Finding wide variations in health reform implementation between states Date: 02/11/14
Modern Healthcare reporter Beth Kutscher watched the differences in Affordable Care Act implementation in her state of Tennessee and neighboring Kentucky. She began to think about what it meant for the hospitals in the two states – and she decided to find out. Here’s how she got her story.
By Beth Kutscher
The initial rollout of the federal health insurance marketplace has been bumpy, as we all know. People waited wait days, even weeks, until they could sign on without getting an error message. Servers were overloaded. Months later, policyholders are finding that they can’t make special election changes, such as adding a newborn, to their plans.
But in a few places enrollments were going smoothly and sign-up was happening at a steady, even rapid, pace. Kentucky was one of the early success stories. Under Democratic Gov. Steve Beshear, kynect, the state's online health marketplace, was enrolling about 1,000 people a day.
My own state of Tennessee was a stark contrast. The state had defaulted to the federal exchange, which meant that even if consumers – and especially younger, healthier individuals who help dilute the risk pool for insurers – had considered buying a plan, there was a good chance they’d log off HealthCare.gov in frustration and not return.
I had done a previous story on why so few hospitals in the country were participating as federally designated “navigators” to help with enrollment.

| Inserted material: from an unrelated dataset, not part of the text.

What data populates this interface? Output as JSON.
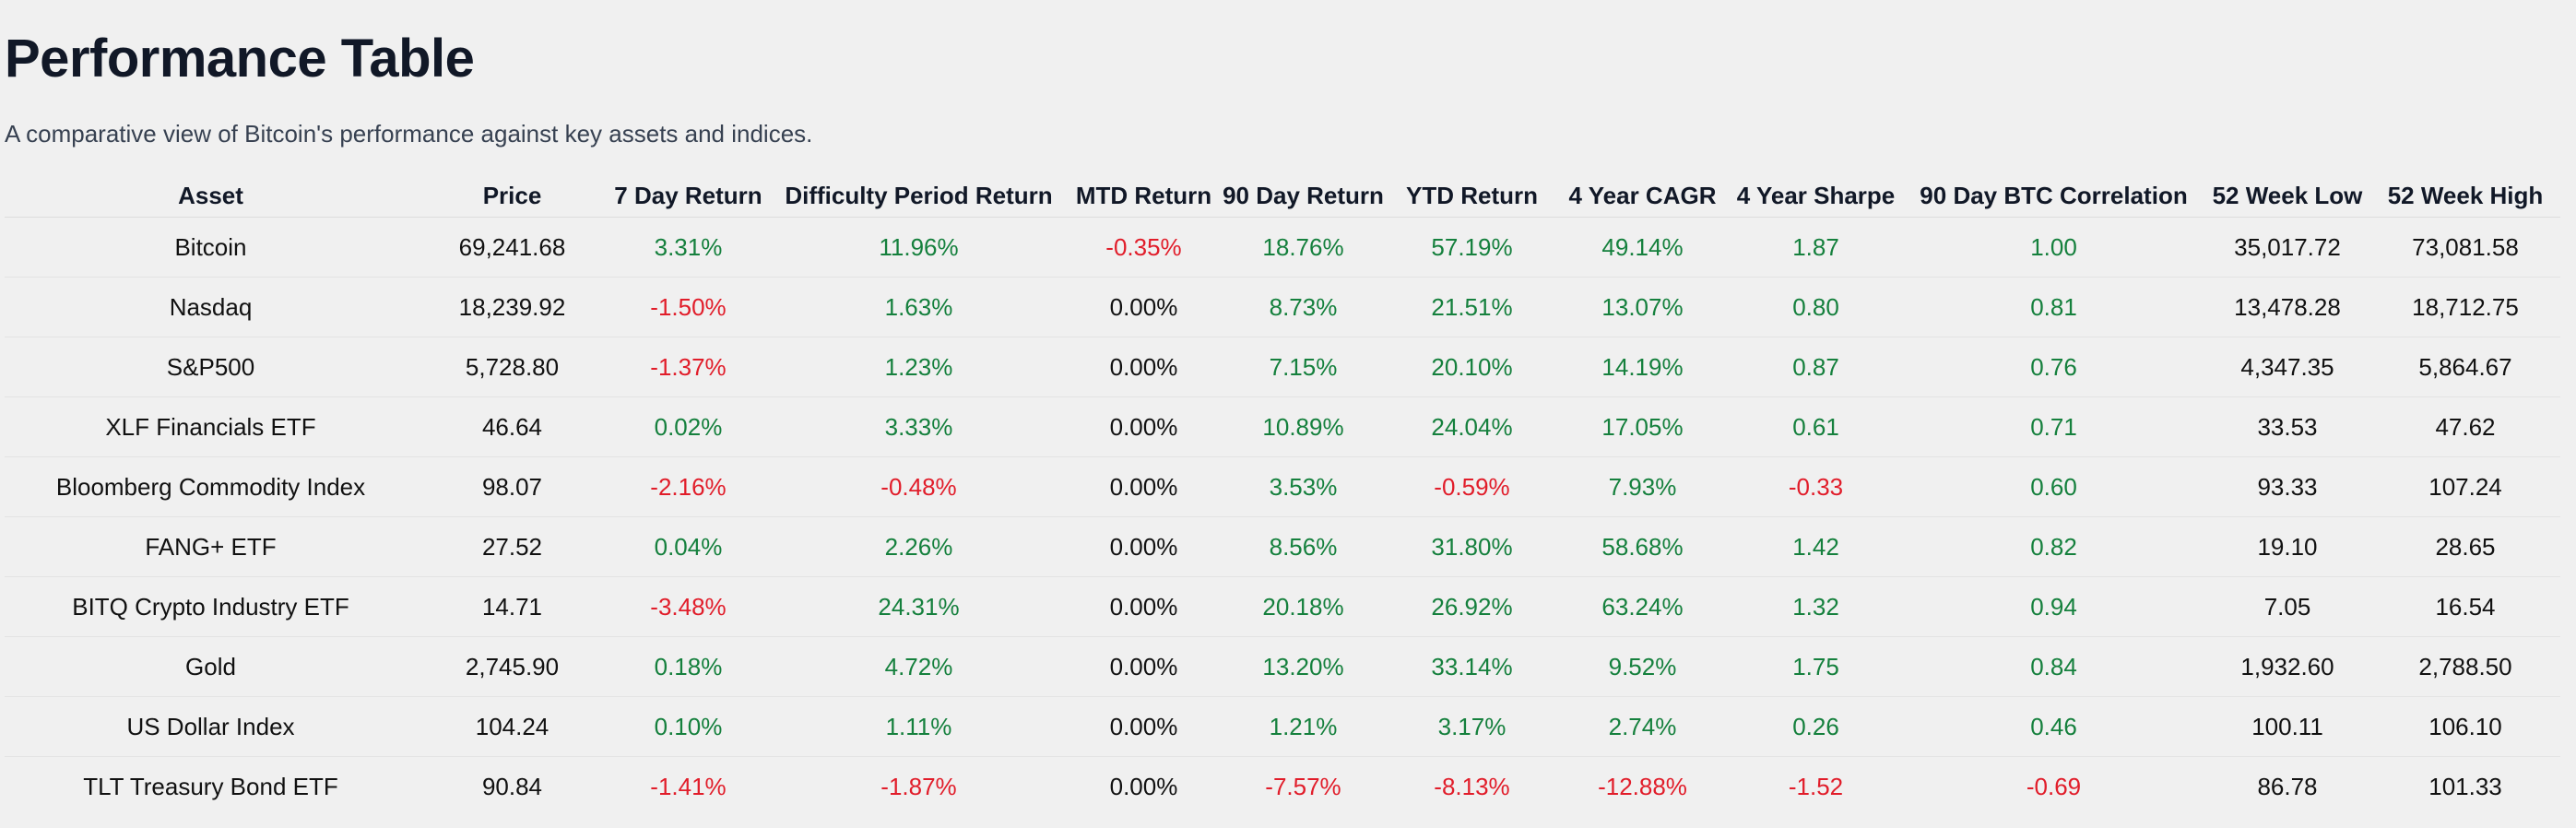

For that article, I had tried to attend a sign-up event, but couldn’t find a single one in the Nashville area. I got a taste of the frustration firsthand.
My editors at Modern Healthcare had the idea of doing a “Divided States of Healthcare” spread. – and I was tasked with reporting on the different financial picture for hospitals in pro-ACA and anti-ACA states.
Credit ratings agencies like Moody’s Investors Service have done deep analyses of hospitals’ expected financial performance in 2014, but their sector outlook reports have generally focused on hospitals as a single group. The underlying assumption seemed to be that hospitals would experience healthcare reform in the same way – or that the regional variations would only have a modest effect on finances.
But that approach overlooked the fact that while the law may have originally anticipated a fairly uniform state approach to ACA implementation, politics and the Supreme Court ruling created wide variation. Some states did their own insurance exchanges and enrollment outreach, others left it to the feds. Some expanded Medicaid, and others did not. It stood to reason that these decisions would affect hospitals too.
Through my sources, I had already learned that one of Tennessee’s largest hospitals, Vanderbilt University Medical Center, was making deep cuts to its operating budget and slashing between 500 and 1,000 positions, in large part because of shrinking reimbursements. States that don’t expand Medicaid still stand to lose disproportionate share hospital payments, which provide some help to hospitals that see large numbers of uninsured patients. The federal government is cutting DSH payments because Medicaid expansion was supposed to reduce the level of charity care they provide to low-income people.
I had seen the push that hospital associations, in states like Tennessee and Florida, were making to urge officials to expand Medicaid and take advantage of federal match dollars that would otherwise go to Medicaid expansion states like Vermont, California and New Jersey.
I decided to call health systems that own hospitals in both pro-ACA and anti-ACA states. I also checked financial reports filed for bondholders, and made calls to state hospital associations and health departments.
While it's still too early to know how things will play out, it's clear that hospitals have different expectations for how healthcare reform will impact the bottom line depending on where they're located – ranging from cautious optimism to downright frustration.
In Long Beach, Calif., one health system is expanding the number of urgent care centers it operates and hiring new primary care physicians to meet what is expected to be strong demand. But in central Georgia, where there is only one “navigator” to help residents across 11 counties, hospital executives haven’t seen any increase in volume, beyond the expected flu-season uptick. In this region, many people don’t even make enough money to qualify for a health exchange. They were supposed to have been served by Medicaid expansion.
The difference is likely to be particularly stark for rural hospitals, which will be hard hit by the loss of DSH payments. We’ll continue to follow health care providers like Upper Allegheny Health System, where this divide is playing out in the 20 miles between Olean General Hospital and Bradford Regional Medical Center, located on opposite sides of the rural New York/Pennsylvania border.
Beth Kutscher is a reporter at Modern Healthcare covering health care finance, for-profit hospitals and regional business news in Tennessee, Kentucky, Florida and Georgia.